A process of getting and loading an element in a requested LOD by the 3D- Application for generating a visul representation or for replacing the current version of the element by a different version will now be described with reference to fig. 8. The process may be split up in 5 steps as indicated by arrows 801 -805 in fig. 8:

Step 801 : The 3D-Application 811 communicates over a network socket with the server application 810 and requests the filename of the version with a given DesignlD and LOD. Step 802: The server application 810 sends a query to the database 102 where the filename is stored, and receives a corresponding response including the requested filename.

Step 803. After receipt of the response from the database, the server application 810 retrieves information about the file from the file-storage, e.g. the file size, file date, etc.

Step 804: The server application 810 sends the collected information back to the 3D-application 811 as a response to the request of step 801. Step 805: The 3D-application 811 may now access the file-storage 103 directly and open the file from there.

The file-storage may be any kind of remotely accessible storage like SMB or NFS-shares. For example, the versions of the building elements may be stored in a conventional directory structure, e.g. where each element is stored in its own directory. This directory may be named after a unique ID for the element-LOD combination retrieved from the database 102 when the element is created and uploaded.

Fig. 9 shows a block diagram illustrating an example of the process of providing a new version/LOD of an element. The system architecture shown in fig. 9 is the same as the one shown in fig. 8. However, it will be appreciated that the client application may be a different application, e.g. a specific application for designing new building elements and creating geometry specifications thereof.
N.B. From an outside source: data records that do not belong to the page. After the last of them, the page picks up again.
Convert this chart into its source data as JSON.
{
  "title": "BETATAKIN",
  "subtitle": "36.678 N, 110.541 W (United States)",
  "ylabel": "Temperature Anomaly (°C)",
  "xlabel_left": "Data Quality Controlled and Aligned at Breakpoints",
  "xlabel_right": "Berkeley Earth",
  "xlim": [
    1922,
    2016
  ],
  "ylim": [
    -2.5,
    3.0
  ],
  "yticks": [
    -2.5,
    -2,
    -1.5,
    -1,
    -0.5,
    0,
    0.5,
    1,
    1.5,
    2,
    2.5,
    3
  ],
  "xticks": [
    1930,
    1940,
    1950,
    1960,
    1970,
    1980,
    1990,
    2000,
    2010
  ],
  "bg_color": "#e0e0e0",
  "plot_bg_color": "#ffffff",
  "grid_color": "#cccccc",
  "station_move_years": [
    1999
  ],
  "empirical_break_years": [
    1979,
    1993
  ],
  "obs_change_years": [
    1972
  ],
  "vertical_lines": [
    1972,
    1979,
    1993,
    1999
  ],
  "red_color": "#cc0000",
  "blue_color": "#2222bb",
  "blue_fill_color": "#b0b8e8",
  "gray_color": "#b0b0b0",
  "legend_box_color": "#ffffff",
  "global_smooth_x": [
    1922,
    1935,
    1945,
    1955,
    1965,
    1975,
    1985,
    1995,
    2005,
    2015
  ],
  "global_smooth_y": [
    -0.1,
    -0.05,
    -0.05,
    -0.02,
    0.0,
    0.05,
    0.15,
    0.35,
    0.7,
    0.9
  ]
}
Examples of such an application include any 3D-Modeling application like Autodesk Maya, Luxology Modo or Robert

McNeel & Associates Rhinoceros 3D.

A process of adding a new geometry in the system will now be described with reference to fig. 9:

Step 901 : The 3D-application 811 generates and saves the new geometry definition, e.g. on the local hard disk, and sends a request to the server application 810 including the filename of the new geometry definition as well as information about the corresponding LOD and the designlD. Step 902: The server application 810 sends a query to the database 102 asking for a new unique ID for the file. The server application receives the file ID as a response.

Step 903: The server application 810 stores the generated file on the file- storage 103 using the recived unique file ID. For example, the file may be stored into a new folder named like the unique ID of the file.

All geometry files may be stored in a suitable file format compatible with the 3D graphics applications that are to use the files, for example in a "mayaBinary" file when the Autodesk Maya program is used.

In summary, described herein is a memory-efficient computer-implemented method and system for constructing even very big products out of large numbers of individual components/elements, while still providing all information (also visually) required during different stages of a development process.

The method and system described herein provide an easy update of elements in models when the element itself has changed. Every model can thus be kept updated by updating the elements. With this system it is even possible to have different elements of different LODs in the same model. This may be advantageous during rendering in order to save memory and rendering time. Elements close to the camera may thus use a more detailed LOD than the ones far away.